East Coast training for a West Coast Speechie

Kira Maidenberg

Despite growing up in California, I decided to add a school in Boston to my list of places I wanted to apply for graduate school. I added Northeastern but intended to take it off my list because I didn’t think I was brave enough to go to school out of state. As the application process went on, I didn’t take Northeastern off my list. I applied and got in. Meanwhile, the COVID-19 pandemic started. I had decided in my mind that I was going to graduate school in the fall of 2020 to start my journey to become an SLP. I took a leap of faith by moving across the country, away from my family, at the height of the pandemic. 

As my boyfriend and I drove across the country from Oakland, California to Boston, stopping in national parks along the way, I visualized what the next two years of my life would be like. I knew I’d learn a lot in classes and that I’d have a lot of good experiences that would prepare me for my future career as a SLP. I thought I wanted to work in a children’s hospital on the acute rehabilitation team. Turns out, two years later, that part of me still exists.

But I learned that I am drawn to so many different subspecialties within the scope of speech pathology. And I learned that I am capable of so many more things that I thought I was. I learned that I could conduct speech therapy over zoom with my first ever client, a four-year old with a speech sound disorder. I learned that I could work in a specialized school setting where the majority of students used a total communication approach. I was able to utilize American Sign Language, Alternative and Augmentative Communication, and English to work with Autistic students, students with Down Syndrome, Cerebral Palsy and other neurological disorders. I learned I could conduct in-home therapy sessions with 3-year olds, be flexible and adapt my sessions in the moment. I learned that there were so many language opportunities in everyday activities. I learned that I could navigate medical floors and conduct swallowing examinations and treatment sessions on patients that are acutely ill. I learned that I could put on a brave face and provide care to patients that were hospitalized due to COVID-19. I learned that I love dysphagia, videofluoroscopic studies, and working alongside other medical providers. I learned that I could do all of this and complete 60 credits worth of classes all while working in a research lab as a research assistant. I learned that I could serve as first author on a research study. Later this year, I’ll learn that I can present on this same research study at the 2022 ASHA Convention. 

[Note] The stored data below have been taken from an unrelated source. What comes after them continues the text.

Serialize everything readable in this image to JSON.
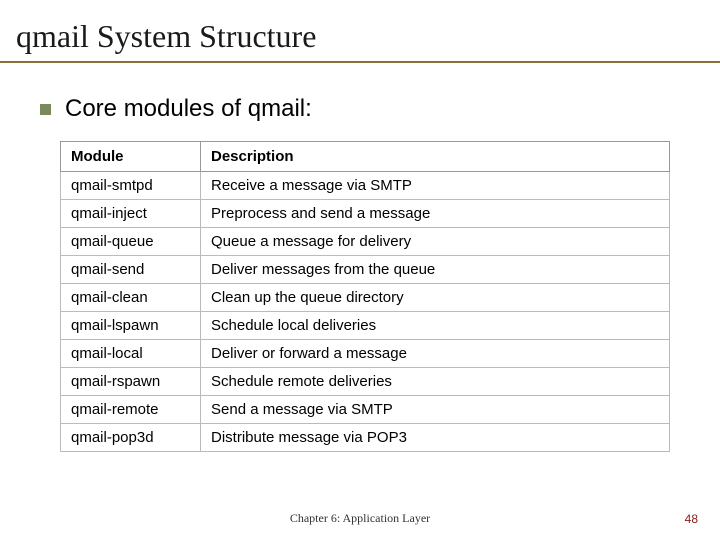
{
  "title": "qmail System Structure",
  "bullet": "Core modules of qmail:",
  "table": {
    "headers": {
      "module": "Module",
      "description": "Description"
    },
    "rows": [
      {
        "module": "qmail-smtpd",
        "description": "Receive a message via SMTP"
      },
      {
        "module": "qmail-inject",
        "description": "Preprocess and send a message"
      },
      {
        "module": "qmail-queue",
        "description": "Queue a message for delivery"
      },
      {
        "module": "qmail-send",
        "description": "Deliver messages from the queue"
      },
      {
        "module": "qmail-clean",
        "description": "Clean up the queue directory"
      },
      {
        "module": "qmail-lspawn",
        "description": "Schedule local deliveries"
      },
      {
        "module": "qmail-local",
        "description": "Deliver or forward a message"
      },
      {
        "module": "qmail-rspawn",
        "description": "Schedule remote deliveries"
      },
      {
        "module": "qmail-remote",
        "description": "Send a message via SMTP"
      },
      {
        "module": "qmail-pop3d",
        "description": "Distribute message via POP3"
      }
    ]
  },
  "footer": "Chapter 6: Application Layer",
  "page_number": "48"
}
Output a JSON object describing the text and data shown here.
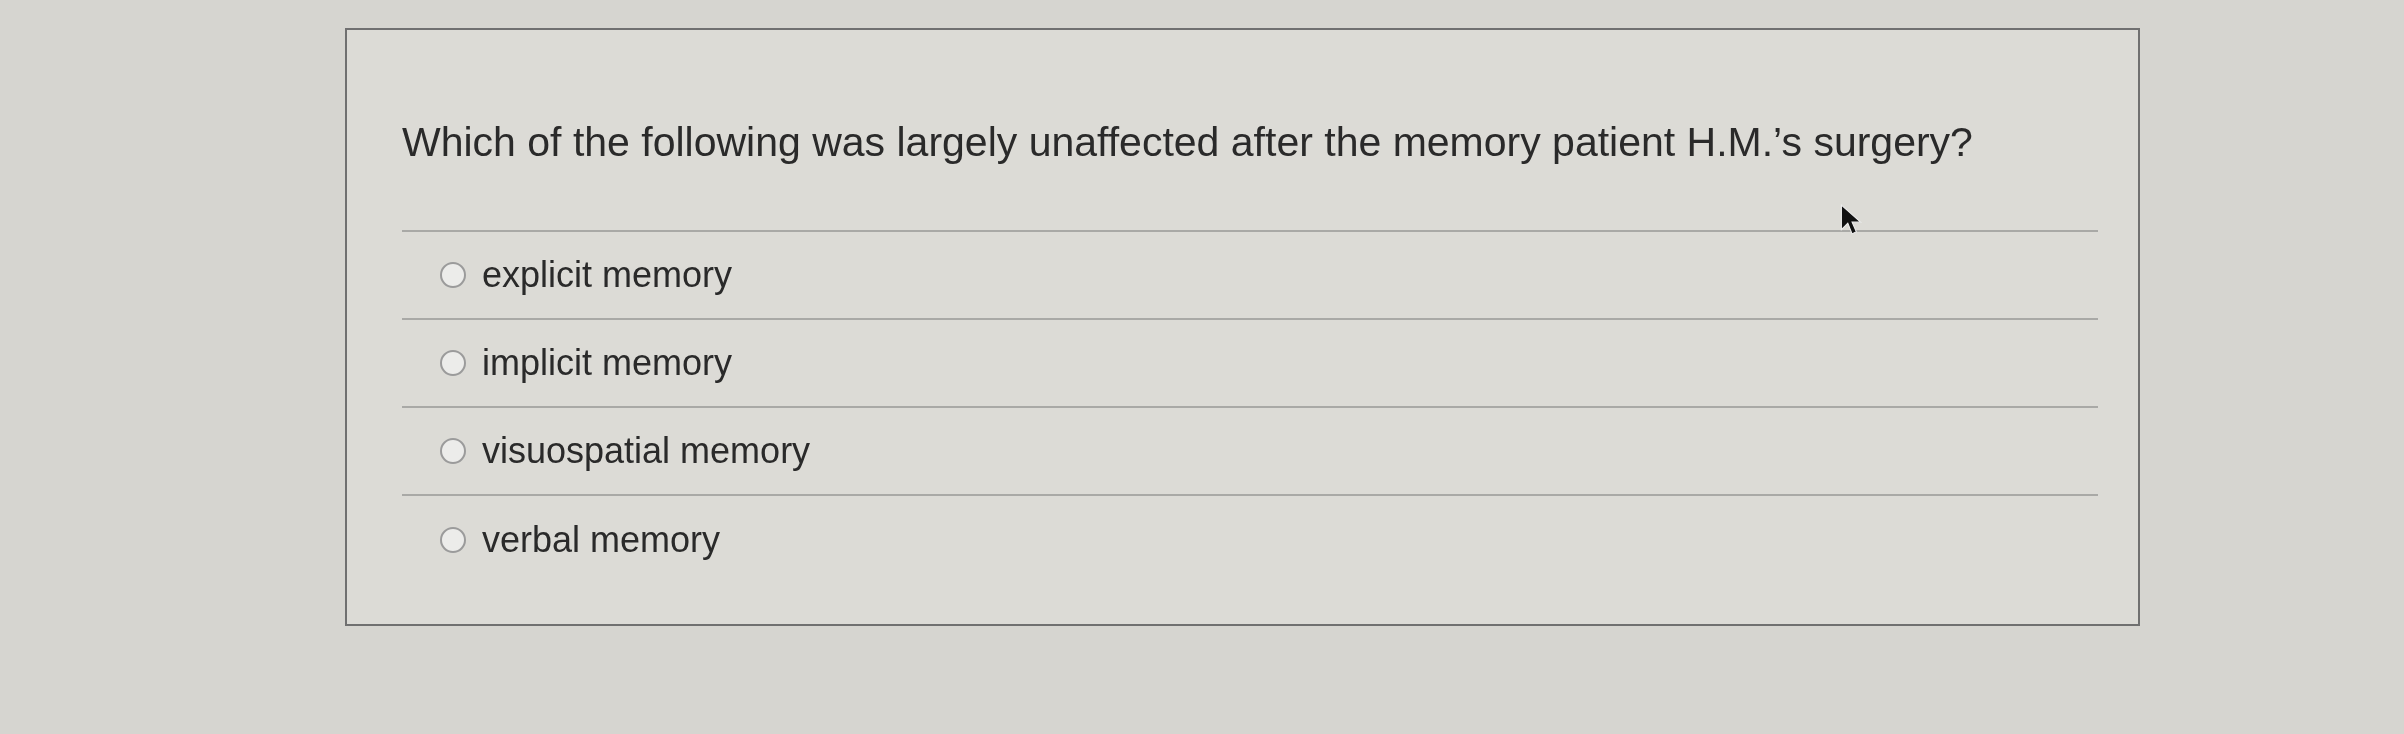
{
  "question": {
    "text": "Which of the following was largely unaffected after the memory patient H.M.’s surgery?"
  },
  "options": [
    {
      "label": "explicit memory",
      "selected": false
    },
    {
      "label": "implicit memory",
      "selected": false
    },
    {
      "label": "visuospatial memory",
      "selected": false
    },
    {
      "label": "verbal memory",
      "selected": false
    }
  ]
}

As I reflect on my clinical experiences in grad school and look forward to my clinical fellowship position in a post-acute brain injury rehabilitation clinic, I feel grounded in this new aspect of my life. Two years is an incredibly short period of time. Though for us students whose weekly schedules are filled with clinical placements, classes, research labs, homework, and more, two years goes by in a flash. When looking back, I am so incredibly proud of all that my cohort has been able to withstand. Navigating grad school, learning who we are as individuals and as clinicians, forming life-long friendships all through the ebbs and flows of a global pandemic has been a two-year long lesson we will never forget. I’m so glad I never took Northeastern off my list. 

Kira pictured here with CSD faculty, Dr. O’Neil and the students working in the Cognitive-Communicative Integration Lab 2021.